En unos pocos días el compañero comandante pueblo presidente Daniel asumirá un segundo mandato, consecutivo, que precisamente por esa razón es inconstitucional. Además, lo asumirá en circunstancias políticas muy distintas a las del 2007, ya que aunque ahora tiene control absoluto del Estado, también es cierto que ahora no le cabe duda a la mayoría de los nicaragüenses y a la comunidad internacional democrática que Ortega ha llegado donde está no por el apoyo legítimo de la ciudadanía sino mediante artimañas, chantajes, corrupción y abusos.
Pero bueno, ese tema ha sido ampliamente discutido y lo será a lo largo de los próximos cinco años. Lo que casi no se discute pero que es de suma importancia sin embargo, es ¿hacia dónde vamos? Si es que vamos a algún lado, y de ser así, determinar si vamos caminando, corriendo, o dando grandes saltos.
Durante toda la campaña electoral, Ortega habló solo una vez de lo que pensaba hacer en su inconstitucional período del 2012 a enero del 2017. Y lo que dijo fue “vamos a seguir haciendo lo que hemos venido haciendo”.

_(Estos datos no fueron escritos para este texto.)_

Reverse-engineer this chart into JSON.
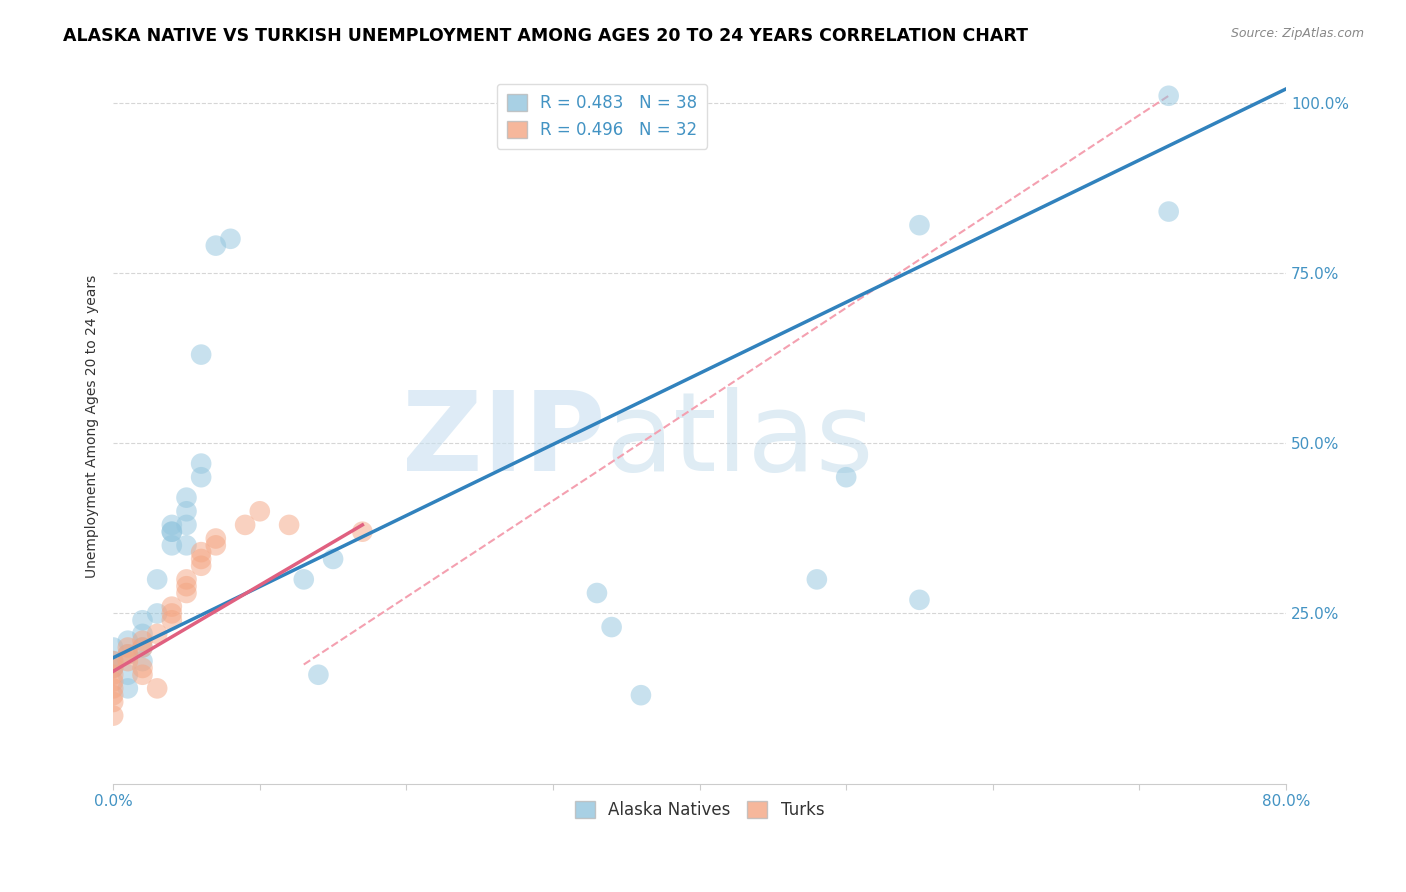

¿Es eso suficiente para lograr que este país salga de la pobreza? No lo creo. Él ya gobernó cinco años y asegura que mediante sus políticas ha reducido la pobreza, cosa que ponen en duda muchos economistas serios y esa duda será dilucidada solo cuando el Gobierno cumpla con la exigencia de organismos financieros internacionales, de hacer públicos los verdaderos datos sobre la pobreza en el país.
Aunque para mí desde el momento que esconden los datos y los organismos tienen que exigir que se hagan públicos pues está claro que los números no son favorables.
Entonces si en cinco años, con toda la ayuda de Venezuela y con los precios de nuestros productos de exportación a niveles récord la pobreza sigue, en el mejor de los casos, estancada, pues vale repetirse la pregunta ¿hacia dónde vamos?
Eso de los precios internacionales de nuestros productos no es un beneficio eterno. El sitio cronista.com publicó el pasado 12 de diciembre un artículo que tituló: los inversores dudan cada vez más sobre el boom de los commodities (materias primas) y dice en su parte medular: “La cautela de los inversores refleja los temores sobre hacia dónde podrían dirigirse los mercados de commodities, y no sobre dónde se encuentran ahora. Muchos mercados… están bastante ajustados”.
Entonces no se puede descansar en esos laureles sobre todo cuando lo que produce nuestra economía es un crecimiento modesto que todavía está muy lejos de los volúmenes e ingresos de los países del resto de la región. Solo Honduras, que ocupa el cuarto lugar (nosotros el quinto), nos saca casi el doble en ingresos por exportaciones. Entonces “más de lo mismo” no nos va a llevar a ningún lado.
Este Gobierno, y cualquier otro que fuera debe pensar en dar grandes saltos hacia adelante para poder sacar al país de la pobreza y eso se logra invirtiendo en educación, cosa que este Gobierno —ni los anteriores— han hecho con seriedad.
Pero también deben darse cuenta que lo que se debe fomentar es el crecimiento del mercado interno. Que nuestra población tenga la capacidad de dinamizar su economía y no al contrario, fomentar un modelo exportador que, cuando caigan los precios, va a tener que recurrir a la pobreza de la mano de obra para subsistir. Eso solo garantiza la pobreza perenne, desgraciadamente es de la pobreza de la gente de lo que se alimenta el orteguismo, y no solo ellos.